Omotenashi is a Japanese word that represents the country’s approach to hospitality in which a host goes above and beyond to anticipate a guest’s needs and treats that person not like a customer, but like a friend.
It’s a style defined by a Japanese minimalist–meets–California Craftsman aesthetic that feels luxurious but not opulent, AvroKO did it well.
Situated in picturesque Healdsburg, with a nearby five-acre farm that grows most of the Japanese produce you’ll consume for breakfast and dinner, SingleThread is the highly ambitious feat from chef and Fat Duck alum Kyle Connaughton and his farmer wife, Katina, who spent three and a half years living in Hokkaido, Japan.
“It’s a restaurant with guest rooms,” says Connaughton, considering how to describe his newly christened baby. You could call it a bed-and-breakfast, and that is—in essence—what SingleThread is. But how many bed-and-breakfast rooms come equipped with matcha, locally sourced seaweed snacks, and elusive beers like Pliny the Elder? Not to mention a slate of house-made chocolates in flavors like chicory cardamom, Meyer lemon, and pumpkinseed praline and sage?
“We wanted to take out everything that made you feel like you’re checking into a hotel or restaurant,” explains Connaughton, who, along with Katina—and popular restaurant design firm AvroKO—styled SingleThread to feel like an extension of their home.

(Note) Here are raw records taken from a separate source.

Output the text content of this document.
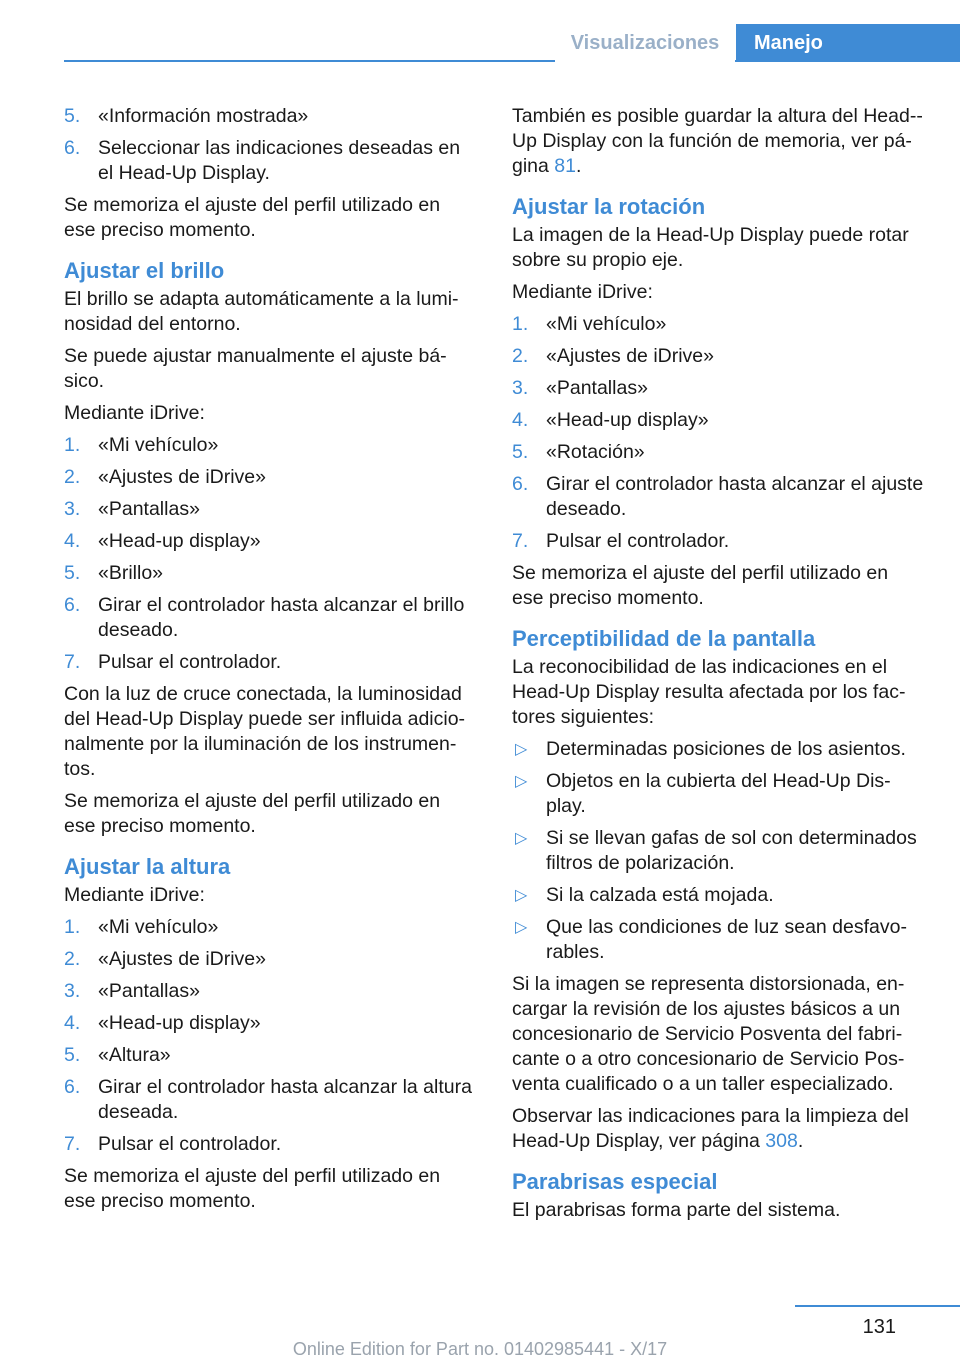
Visualizaciones	Manejo
5. «Información mostrada»
6. Seleccionar las indicaciones deseadas en el Head-Up Display.

Se memoriza el ajuste del perfil utilizado en ese preciso momento.

Ajustar el brillo

El brillo se adapta automáticamente a la lumi-nosidad del entorno.

Se puede ajustar manualmente el ajuste bá-sico.

Mediante iDrive:

1. «Mi vehículo»
2. «Ajustes de iDrive»
3. «Pantallas»
4. «Head-up display»
5. «Brillo»
6. Girar el controlador hasta alcanzar el brillo deseado.
7. Pulsar el controlador.

Con la luz de cruce conectada, la luminosidad del Head-Up Display puede ser influida adicio-nalmente por la iluminación de los instrumen-tos.

Se memoriza el ajuste del perfil utilizado en ese preciso momento.

Ajustar la altura

Mediante iDrive:

1. «Mi vehículo»
2. «Ajustes de iDrive»
3. «Pantallas»
4. «Head-up display»
5. «Altura»
6. Girar el controlador hasta alcanzar la altura deseada.
7. Pulsar el controlador.

Se memoriza el ajuste del perfil utilizado en ese preciso momento.

También es posible guardar la altura del Head--Up Display con la función de memoria, ver pá-gina 81.

Ajustar la rotación

La imagen de la Head-Up Display puede rotar sobre su propio eje.

Mediante iDrive:

1. «Mi vehículo»
2. «Ajustes de iDrive»
3. «Pantallas»
4. «Head-up display»
5. «Rotación»
6. Girar el controlador hasta alcanzar el ajuste deseado.
7. Pulsar el controlador.

Se memoriza el ajuste del perfil utilizado en ese preciso momento.

Perceptibilidad de la pantalla

La reconocibilidad de las indicaciones en el Head-Up Display resulta afectada por los fac-tores siguientes:

▷ Determinadas posiciones de los asientos.
▷ Objetos en la cubierta del Head-Up Dis-play.
▷ Si se llevan gafas de sol con determinados filtros de polarización.
▷ Si la calzada está mojada.
▷ Que las condiciones de luz sean desfavo-rables.

Si la imagen se representa distorsionada, en-cargar la revisión de los ajustes básicos a un concesionario de Servicio Posventa del fabri-cante o a otro concesionario de Servicio Pos-venta cualificado o a un taller especializado.

Observar las indicaciones para la limpieza del Head-Up Display, ver página 308.

Parabrisas especial

El parabrisas forma parte del sistema.

131
Online Edition for Part no. 01402985441 - X/17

AvroKO distilled the Connaughtons’ Japanese and modernist sensibilities into Single Thread’s wood- and ceramic-rich interiors. Hand-woven screens throughout the restaurant are geometric interpretations of the DNA sequences of 12 seasonal ingredients, one to represent each month of the year. “Everything is custom-designed, a balance of us and our personalities,” says Kyle.

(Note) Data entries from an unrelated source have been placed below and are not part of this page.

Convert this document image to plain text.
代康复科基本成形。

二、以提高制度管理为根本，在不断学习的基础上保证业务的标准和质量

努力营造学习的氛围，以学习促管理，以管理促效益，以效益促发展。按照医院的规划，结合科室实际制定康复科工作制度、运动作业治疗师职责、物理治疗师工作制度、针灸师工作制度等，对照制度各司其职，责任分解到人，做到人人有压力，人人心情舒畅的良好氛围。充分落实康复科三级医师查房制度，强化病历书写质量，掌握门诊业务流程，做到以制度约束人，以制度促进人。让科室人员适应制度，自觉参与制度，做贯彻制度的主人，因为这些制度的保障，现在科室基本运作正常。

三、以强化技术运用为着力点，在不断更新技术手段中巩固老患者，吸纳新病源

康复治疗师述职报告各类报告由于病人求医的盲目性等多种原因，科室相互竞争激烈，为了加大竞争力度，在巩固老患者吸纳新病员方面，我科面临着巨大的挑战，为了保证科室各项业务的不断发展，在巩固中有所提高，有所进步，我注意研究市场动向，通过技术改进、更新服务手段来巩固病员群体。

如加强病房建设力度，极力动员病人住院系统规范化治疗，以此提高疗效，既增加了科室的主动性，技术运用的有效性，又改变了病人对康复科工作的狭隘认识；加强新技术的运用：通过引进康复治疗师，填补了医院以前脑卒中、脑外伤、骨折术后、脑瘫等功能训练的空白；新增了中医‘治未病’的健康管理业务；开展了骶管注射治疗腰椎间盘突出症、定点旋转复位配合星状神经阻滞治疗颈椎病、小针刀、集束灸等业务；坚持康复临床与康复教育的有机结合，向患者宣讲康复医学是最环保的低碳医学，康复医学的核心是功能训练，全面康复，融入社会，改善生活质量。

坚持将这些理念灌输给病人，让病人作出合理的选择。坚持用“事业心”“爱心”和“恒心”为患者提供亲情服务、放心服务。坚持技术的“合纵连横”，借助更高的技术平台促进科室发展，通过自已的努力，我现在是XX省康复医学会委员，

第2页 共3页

SingleThread’s cornerstone, though, is its 55-seat restaurant and open kitchen, which celebrates Connaughton’s interpretation of kaiseki cuisine using ingredients mostly sourced from surrounding Sonoma County and his own farm—cultivated by Katina and her brother Vince Rothermund—a quick five-mile drive away.
Kaiseki is considered one of Japan’s highest forms of culinary art, in which elaborate, multicourse meals composed of many small dishes made with local and seasonal ingredients are centered on the idea of balance—balance in flavor, color, texture, and cooking technique.
If someone falls in love with a wine at dinner, Single Thread staff will arrange an on-property tasting with the local winemaker. Or if Katina’s green-thumbed skills pique a guest’s interest, he or she can accompany Katina and the Connaughtons’ 20-year-old daughter, Chloe, who now works as a farmhand, on a visit to the farm.
“We were so young when we started on this journey,” says Katina. “The roles and the dream have evolved, but we’ve figured out how we can best work together at this point in our lives.”